According to the regulator, not only did the broker-dealer fail to fully comprehend how to comply with the state’s rules for telemarketing but also the firm did not reasonably supervise its agents’ telemarketing activities in New Hampshire.

The SEC is charging Reliance Financial Advisors and its co-owners Walter F. Grenda Jr. and Timothy S. Dembski with securities fraud. The agency says that the Buffalo, NY-based investment advisory firm and the two men misled clients when recommending that they get involved in a hedge fund managed by portfolio manager Scott M. Stephan.

Grenda and Dembski of Reliance Financial Advisors guided senior investors toward making highly speculative investments in the Prestige Wealth Management Fund, which Stephan managed, even though they allegedly knew he was inexperienced in this type of investing. The clients, who were either close to retirement, retired, or living on fixed incomes, collectively invested around $12 million.

Stephan was supposedly going to employ a trading strategy that involved a specific computer “algorithm,” which actually only day traded. Instead, he started making trades manually, his approach eventually playing a part in the hedge fund’s failure. The SEC has said that Stephan’s investing experience was greatly exaggerated in offering materials. (The majority of his career involved collecting car loans that were overdue.)

SEC Investigating Ex-Oppenheimer Executive for Securities Law Violations

According to Bloomberg.com, Robert Okin, Oppenheimer & Co.’s (OPY) former retail brokerage head, is under investigation by the Securities and Exchange Commission. In October, the agency’s enforcement division notified Okin that, based on a preliminary determination, it intended to file charges against him for securities law violations, including failure to supervise.

Okin is no longer with Oppenheimer. He resigned earlier this month to pursue “other interests.” Okin denies violating the Securities Exchange Act.

The U.S. Commodity Future Trading Commission says that hedge fund Paul Greenwood has been sentenced to ten years behind bars. Greenwood, who was the general partner of WG Trading Co., pleaded guilty to numerous criminal charges, including securities fraud, wire fraud, money laundering, commodities fraud, and conspiracy in 2010.

Greenwood and fellow WG Trading manager Steven Walsh were indicted on charges that accused them of conspiring to bilk investor of $554 million in an investment scam that U.S. prosecutors say ran from 1996 through 2009. Greenwood admitted to “sort of” operating a Ponzi scam and spending a minimum of $75 million of investors’ funds to pay for his passion for museum-grade teddy bears and other lavish spending. The scheme purportedly cost investors somewhere between $800 million to $900 million.

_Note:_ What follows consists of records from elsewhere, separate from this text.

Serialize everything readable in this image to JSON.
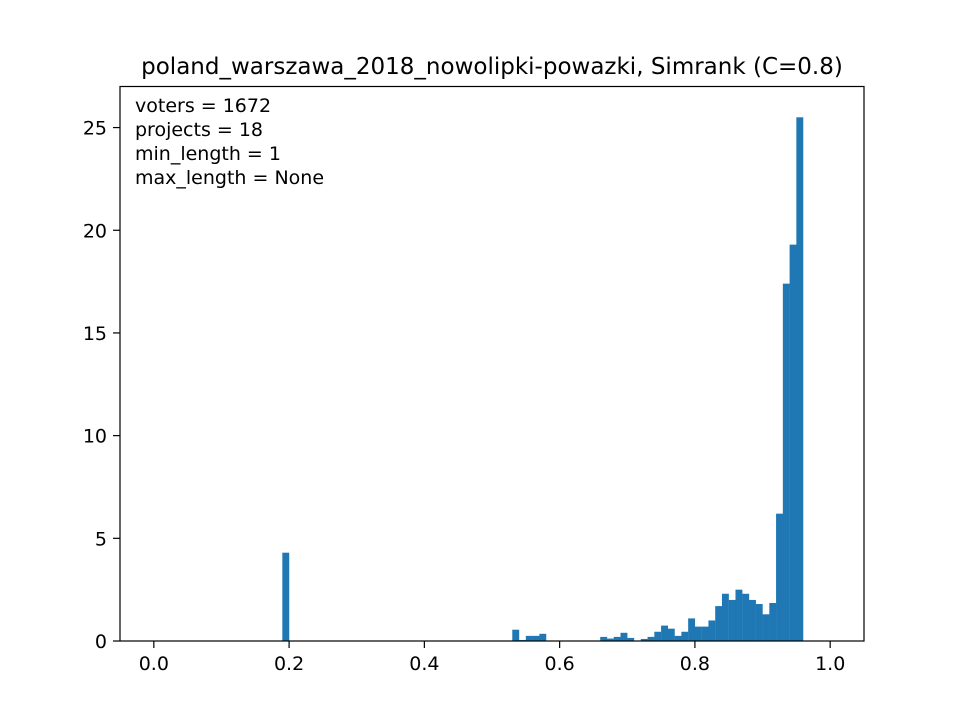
{
  "chart_data": {
    "type": "bar",
    "title": "poland_warszawa_2018_nowolipki-powazki, Simrank (C=0.8)",
    "xlabel": "",
    "ylabel": "",
    "xlim": [
      -0.05,
      1.05
    ],
    "ylim": [
      0,
      27
    ],
    "x_ticks": [
      0.0,
      0.2,
      0.4,
      0.6,
      0.8,
      1.0
    ],
    "x_tick_labels": [
      "0.0",
      "0.2",
      "0.4",
      "0.6",
      "0.8",
      "1.0"
    ],
    "y_ticks": [
      0,
      5,
      10,
      15,
      20,
      25
    ],
    "y_tick_labels": [
      "0",
      "5",
      "10",
      "15",
      "20",
      "25"
    ],
    "bin_width": 0.01,
    "bar_color": "#1f77b4",
    "grid": false,
    "annotations": [
      "voters = 1672",
      "projects = 18",
      "min_length = 1",
      "max_length = None"
    ],
    "bins": [
      {
        "x0": 0.19,
        "value": 4.3
      },
      {
        "x0": 0.53,
        "value": 0.55
      },
      {
        "x0": 0.54,
        "value": 0.05
      },
      {
        "x0": 0.55,
        "value": 0.25
      },
      {
        "x0": 0.56,
        "value": 0.25
      },
      {
        "x0": 0.57,
        "value": 0.35
      },
      {
        "x0": 0.66,
        "value": 0.2
      },
      {
        "x0": 0.67,
        "value": 0.12
      },
      {
        "x0": 0.68,
        "value": 0.2
      },
      {
        "x0": 0.69,
        "value": 0.4
      },
      {
        "x0": 0.7,
        "value": 0.15
      },
      {
        "x0": 0.72,
        "value": 0.1
      },
      {
        "x0": 0.73,
        "value": 0.2
      },
      {
        "x0": 0.74,
        "value": 0.45
      },
      {
        "x0": 0.75,
        "value": 0.75
      },
      {
        "x0": 0.76,
        "value": 0.6
      },
      {
        "x0": 0.77,
        "value": 0.25
      },
      {
        "x0": 0.78,
        "value": 0.45
      },
      {
        "x0": 0.79,
        "value": 1.1
      },
      {
        "x0": 0.8,
        "value": 0.7
      },
      {
        "x0": 0.81,
        "value": 0.7
      },
      {
        "x0": 0.82,
        "value": 1.0
      },
      {
        "x0": 0.83,
        "value": 1.7
      },
      {
        "x0": 0.84,
        "value": 2.3
      },
      {
        "x0": 0.85,
        "value": 2.0
      },
      {
        "x0": 0.86,
        "value": 2.5
      },
      {
        "x0": 0.87,
        "value": 2.3
      },
      {
        "x0": 0.88,
        "value": 2.0
      },
      {
        "x0": 0.89,
        "value": 1.8
      },
      {
        "x0": 0.9,
        "value": 1.3
      },
      {
        "x0": 0.91,
        "value": 1.85
      },
      {
        "x0": 0.92,
        "value": 6.2
      },
      {
        "x0": 0.93,
        "value": 17.4
      },
      {
        "x0": 0.94,
        "value": 19.3
      },
      {
        "x0": 0.95,
        "value": 25.5
      }
    ]
  }
}
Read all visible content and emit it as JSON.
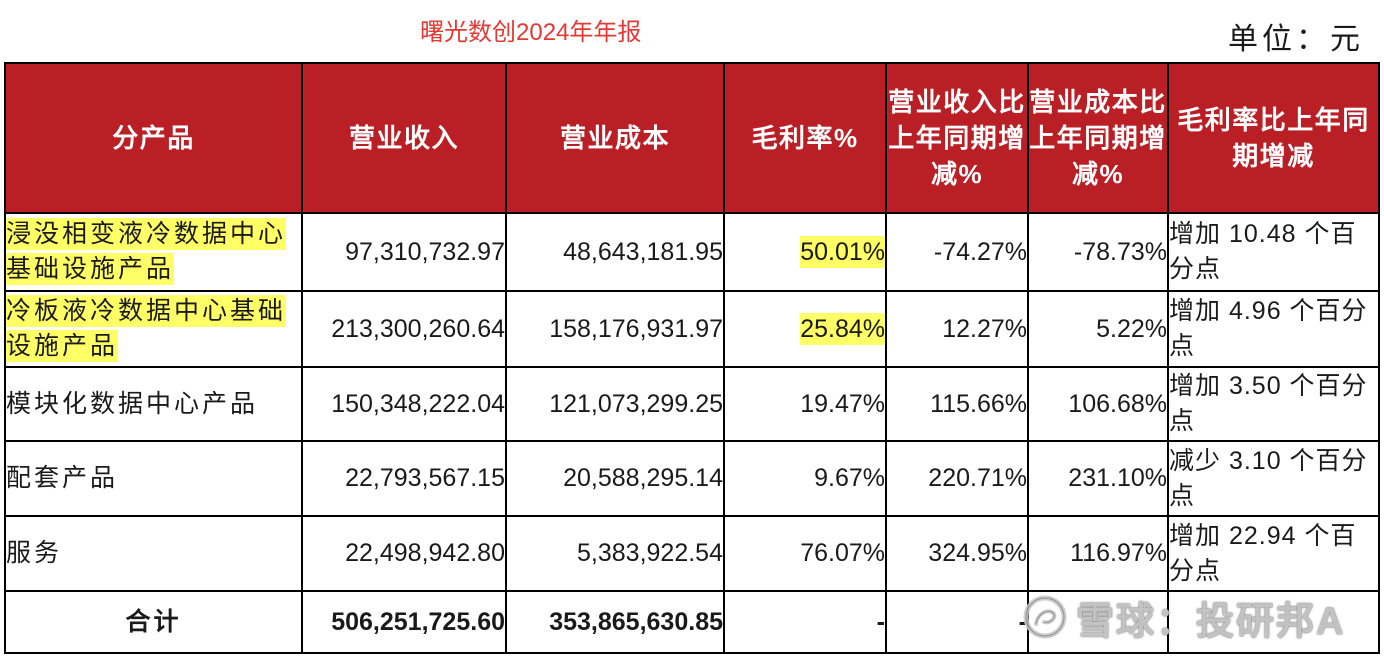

U.S. District Judge Miriam Goldman Cedarbaum, who sentenced Greenwood, told him to forfeit another $83.5 million. He has until February 9, 2015 to report to prison. Prosecutors told the judge that Greenwood helped the government with its case. He also assisted a court-appointed receivership in finding around $900 million, which is nearly 90% of investor claims. As part of his plea deal, Greenwood said he would forfeit at least $331 million to the government.